During our travels around China last year, we decided to spend a day in Hangzhou, located about 30 minutes with the bullettrain from Shanghai. This was a decision that we did not regret. Although it was very rainy and humid during August, it still stands out as one of my favorite cities in China. Although it has a population of 2,5 million people, it still has a very calm feel to it, with its West Lake, beautiful scenery, and numerous temples to explore. Here’s a little overview of the things that you cannot miss when visiting Hangzhou.

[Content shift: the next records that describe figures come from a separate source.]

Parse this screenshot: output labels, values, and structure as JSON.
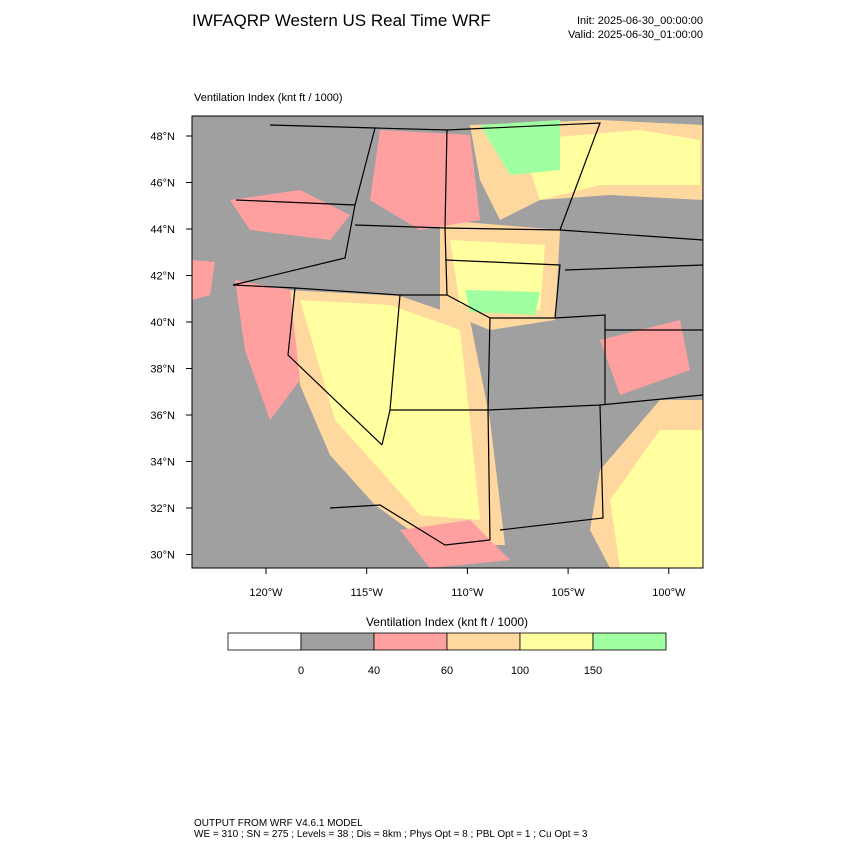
{
  "header": {
    "title": "IWFAQRP Western US Real Time WRF",
    "init": "Init: 2025-06-30_00:00:00",
    "valid": "Valid: 2025-06-30_01:00:00"
  },
  "map": {
    "label": "Ventilation Index   (knt ft / 1000)",
    "lat_labels": [
      "48°N",
      "46°N",
      "44°N",
      "42°N",
      "40°N",
      "38°N",
      "36°N",
      "34°N",
      "32°N",
      "30°N"
    ],
    "lon_labels": [
      "120°W",
      "115°W",
      "110°W",
      "105°W",
      "100°W"
    ]
  },
  "colorbar": {
    "title": "Ventilation Index   (knt ft / 1000)",
    "levels": [
      0,
      40,
      60,
      100,
      150
    ],
    "colors": [
      "#ffffff",
      "#a0a0a0",
      "#ffa0a0",
      "#ffd8a0",
      "#ffff9f",
      "#a0ffa0"
    ]
  },
  "footer": {
    "line1": "OUTPUT FROM WRF V4.6.1 MODEL",
    "line2": "WE = 310 ; SN = 275 ; Levels = 38 ; Dis = 8km ; Phys Opt = 8 ; PBL Opt = 1 ; Cu Opt = 3"
  }
}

West Lake is without doubt the main attraction of Hangzhou, and with good reason. Surrounded by pagoda-topped hills, the lake is definitely the definition of classical Chinese beauty. Although not being that authentic, there are still a bunch of really great activities to do here, from strolling or biking along the lake, or taking a boatride, either the major cruises from No 1 Park or my favorite, the paddle boats from Bái Causeway. Don’t forget to bring your mosquito repellant!
Another must do in Hangzhou is to visit one of the many pagodas, gardens, and temples along the lake. Our favorite was Léifeng Pagoda, which is located on the South side of the lake. From the top of the pagoda you have beautiful views of the lake. I would recommend going here just before the sun sets to see the lights change.
The most famous Buddhist temple in Hangzhou is the Língyin temple, which dates back to year 326, but has been destroyed and rebuilt several times since then. Língyin temple is a collection of several temples housing many different Buddhas, from the major statues of Milefo and Siddhartha Gautama, to the Great Hall which houses 150 small figures in different poses.
Now, although the temples are beautiful and definitely worth a visit, my favorite part of this attraction is the 470 Buddhist carvings in the outlying hills. The most popular is the laughing Maitreya Buddha in the bottom right of the photo below, and can be found along the path towards the temple. But if you’re up for a hike, you can find carvings deep into the grottoes which date back to the 10th to 14th century, and definitely worth checking out.
China National Tea Musem
One thing that I have to return to Hangzhou to experience is the China National Tea Museum south of West Lake. This museum is surrounded by hills full of tea bushes and tea-producing villages. You can even taste the famous lóngjing green tea at the Dragon Well Tea Village near the plantation.
What is your favorite attraction in Hangzhou?